I've just added a new feature to DataCleaner that I'm very happy with. Now when you see a profiling result you can interact with it and drill to details on measures of interest to gain insight into how those measures are composed. Consider the screenshot below (sorry for the ugly window borders, I'm running linux here and we're still trying to tweak the UI to look sweet with the jgoodies look'n'feel).
What you're seeing is that the pattern finder identified a couple of patterns for the ADDRESSLINE2 column and I've just clicked the "aaaaa 999" pattern to find out which value where categorized to fit this pattern. This queries (drills to details) the datastore for these columns. Similarly I could have wanted to find out which values yielded the "max chars", "min chars" or other measures in the profile result matrix above. If I do that it will similarly query the values that originated the measures.
So how is this possible? Thanks to MetaModel it's quite easy to model such data explorations! Even though some of these queries cannot be transformed into SQL it is possible to post-process them using row filters that filter out only the correct rows based on an initial query.
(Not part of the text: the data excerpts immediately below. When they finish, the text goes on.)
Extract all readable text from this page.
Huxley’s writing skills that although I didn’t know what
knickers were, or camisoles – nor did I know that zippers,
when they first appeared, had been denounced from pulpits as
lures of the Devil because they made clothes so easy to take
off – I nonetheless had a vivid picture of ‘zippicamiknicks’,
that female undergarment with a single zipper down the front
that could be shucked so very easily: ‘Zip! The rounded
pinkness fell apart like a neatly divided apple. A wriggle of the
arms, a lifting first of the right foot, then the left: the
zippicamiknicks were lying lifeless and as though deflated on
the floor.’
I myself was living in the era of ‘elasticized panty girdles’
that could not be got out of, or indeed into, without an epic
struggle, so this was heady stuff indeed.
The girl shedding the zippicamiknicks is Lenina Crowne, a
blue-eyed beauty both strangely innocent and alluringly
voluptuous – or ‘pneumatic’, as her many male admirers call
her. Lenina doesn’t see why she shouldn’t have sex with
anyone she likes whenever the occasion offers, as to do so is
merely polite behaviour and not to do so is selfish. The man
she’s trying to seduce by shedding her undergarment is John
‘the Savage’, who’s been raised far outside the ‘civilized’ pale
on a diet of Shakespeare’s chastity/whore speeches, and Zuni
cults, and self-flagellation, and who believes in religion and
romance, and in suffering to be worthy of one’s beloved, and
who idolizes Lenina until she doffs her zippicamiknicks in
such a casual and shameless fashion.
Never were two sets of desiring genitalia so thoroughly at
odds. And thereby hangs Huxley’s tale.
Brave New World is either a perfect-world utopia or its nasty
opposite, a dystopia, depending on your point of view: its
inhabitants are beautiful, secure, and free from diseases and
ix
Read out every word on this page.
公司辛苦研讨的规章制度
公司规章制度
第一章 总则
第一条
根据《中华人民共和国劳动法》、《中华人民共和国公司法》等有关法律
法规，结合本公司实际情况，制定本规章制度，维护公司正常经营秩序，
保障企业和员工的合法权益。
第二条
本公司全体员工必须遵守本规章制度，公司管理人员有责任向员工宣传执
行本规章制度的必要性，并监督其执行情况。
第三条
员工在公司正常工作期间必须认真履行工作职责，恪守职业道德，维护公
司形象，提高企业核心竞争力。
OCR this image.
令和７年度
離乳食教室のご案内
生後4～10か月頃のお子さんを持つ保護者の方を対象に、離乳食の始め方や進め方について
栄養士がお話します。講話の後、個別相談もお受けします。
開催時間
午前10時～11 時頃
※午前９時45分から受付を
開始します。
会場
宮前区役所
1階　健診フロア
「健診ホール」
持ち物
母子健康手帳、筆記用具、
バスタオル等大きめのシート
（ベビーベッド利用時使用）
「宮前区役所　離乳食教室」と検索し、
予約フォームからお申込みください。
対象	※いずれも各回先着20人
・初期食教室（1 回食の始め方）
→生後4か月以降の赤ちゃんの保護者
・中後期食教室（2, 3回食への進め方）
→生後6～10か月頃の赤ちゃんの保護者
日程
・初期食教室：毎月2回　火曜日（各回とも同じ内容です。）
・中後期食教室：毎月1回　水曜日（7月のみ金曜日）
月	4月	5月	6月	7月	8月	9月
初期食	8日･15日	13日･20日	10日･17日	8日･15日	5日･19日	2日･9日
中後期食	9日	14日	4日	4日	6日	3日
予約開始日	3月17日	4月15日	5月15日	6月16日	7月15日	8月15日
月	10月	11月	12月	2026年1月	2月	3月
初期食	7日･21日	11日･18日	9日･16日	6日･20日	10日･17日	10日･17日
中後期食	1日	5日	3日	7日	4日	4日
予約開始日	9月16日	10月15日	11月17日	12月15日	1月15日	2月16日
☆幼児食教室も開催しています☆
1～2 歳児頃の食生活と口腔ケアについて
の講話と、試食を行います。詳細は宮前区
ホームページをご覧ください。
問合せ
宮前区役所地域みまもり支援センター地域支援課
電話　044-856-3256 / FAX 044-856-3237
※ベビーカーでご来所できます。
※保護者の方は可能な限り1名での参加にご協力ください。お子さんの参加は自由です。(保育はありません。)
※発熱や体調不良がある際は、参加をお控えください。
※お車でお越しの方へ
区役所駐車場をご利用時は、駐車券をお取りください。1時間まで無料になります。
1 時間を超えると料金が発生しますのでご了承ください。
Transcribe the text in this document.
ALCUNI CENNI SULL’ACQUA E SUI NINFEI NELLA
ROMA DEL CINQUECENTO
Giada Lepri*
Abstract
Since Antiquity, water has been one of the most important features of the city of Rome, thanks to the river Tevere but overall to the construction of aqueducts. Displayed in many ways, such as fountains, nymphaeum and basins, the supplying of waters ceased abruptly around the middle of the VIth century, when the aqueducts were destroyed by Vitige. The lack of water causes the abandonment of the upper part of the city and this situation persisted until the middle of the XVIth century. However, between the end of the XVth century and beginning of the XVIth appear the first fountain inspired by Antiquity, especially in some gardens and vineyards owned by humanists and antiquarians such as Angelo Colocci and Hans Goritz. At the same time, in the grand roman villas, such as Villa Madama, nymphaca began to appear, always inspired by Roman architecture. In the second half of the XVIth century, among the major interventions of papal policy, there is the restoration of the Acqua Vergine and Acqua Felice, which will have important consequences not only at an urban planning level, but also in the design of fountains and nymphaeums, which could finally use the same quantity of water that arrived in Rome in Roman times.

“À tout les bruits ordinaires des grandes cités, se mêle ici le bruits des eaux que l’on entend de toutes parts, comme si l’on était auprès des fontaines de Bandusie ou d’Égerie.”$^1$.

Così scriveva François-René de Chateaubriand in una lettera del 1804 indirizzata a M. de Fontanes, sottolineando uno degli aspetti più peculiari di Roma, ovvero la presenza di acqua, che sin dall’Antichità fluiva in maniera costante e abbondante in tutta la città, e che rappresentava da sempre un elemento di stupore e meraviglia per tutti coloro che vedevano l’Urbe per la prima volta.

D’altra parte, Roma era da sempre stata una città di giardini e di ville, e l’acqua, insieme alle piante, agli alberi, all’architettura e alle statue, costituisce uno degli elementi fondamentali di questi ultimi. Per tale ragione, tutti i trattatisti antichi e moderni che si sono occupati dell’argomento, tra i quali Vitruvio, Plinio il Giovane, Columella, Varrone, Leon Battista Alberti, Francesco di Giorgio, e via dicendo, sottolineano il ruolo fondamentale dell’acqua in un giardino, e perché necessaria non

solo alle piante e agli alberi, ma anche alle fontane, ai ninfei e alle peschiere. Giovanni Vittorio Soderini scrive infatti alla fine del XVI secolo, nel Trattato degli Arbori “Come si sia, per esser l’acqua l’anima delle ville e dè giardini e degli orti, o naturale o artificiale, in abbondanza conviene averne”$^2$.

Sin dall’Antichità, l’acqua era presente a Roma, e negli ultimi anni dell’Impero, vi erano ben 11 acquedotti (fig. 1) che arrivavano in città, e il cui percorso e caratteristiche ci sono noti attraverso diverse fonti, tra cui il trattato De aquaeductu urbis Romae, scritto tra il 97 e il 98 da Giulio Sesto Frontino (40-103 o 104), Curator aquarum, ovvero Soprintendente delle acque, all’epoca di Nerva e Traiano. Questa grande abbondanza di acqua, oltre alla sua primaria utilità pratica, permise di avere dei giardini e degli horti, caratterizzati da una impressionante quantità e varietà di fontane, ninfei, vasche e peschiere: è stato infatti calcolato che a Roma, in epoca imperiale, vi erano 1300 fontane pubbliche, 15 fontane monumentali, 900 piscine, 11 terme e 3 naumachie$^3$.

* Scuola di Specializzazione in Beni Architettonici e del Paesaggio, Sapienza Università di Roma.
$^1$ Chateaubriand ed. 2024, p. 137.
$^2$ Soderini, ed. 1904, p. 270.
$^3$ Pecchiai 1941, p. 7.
Let's look at an example, how to drill to details on the "max words" measure in String analysis:
//For each column result...
MatrixValue mv = matrixValues[7]; // 7 is the index of the "max words" measure
//Construct a query that get's as close as possible to the desired result
Query q = new Query();
q.addSelect(column);
q.addFrom(column.getTable())
q.addGroupBy(column).addSelect(new SelectItem(FunctionType.COUNT,"*",null));
//Set the query as the source of the details
mv.setDetailSource(q);
//Set a post processing row filter to include only those
//rows that have the right number of words
//(something that cannot be expressed in a query)
mv.addDetailRowFilter(new IRowFilter() {
public boolean accept(Row row) {
Object value = row.getValue(column);
if (value != null &&
new StringTokenizer(value.toString()).countTokens() == numWords) {
return true;
}
return false;
}
});
The code above is a slight rewrite of the real code for String analysis and it shows how easy it is (and ought to be) to attach a query to a value in a profile result! Drill-to-detail features are now a common thing in DataCleaner and in my oppinion it leverages the use of the profiler functionality to a new level.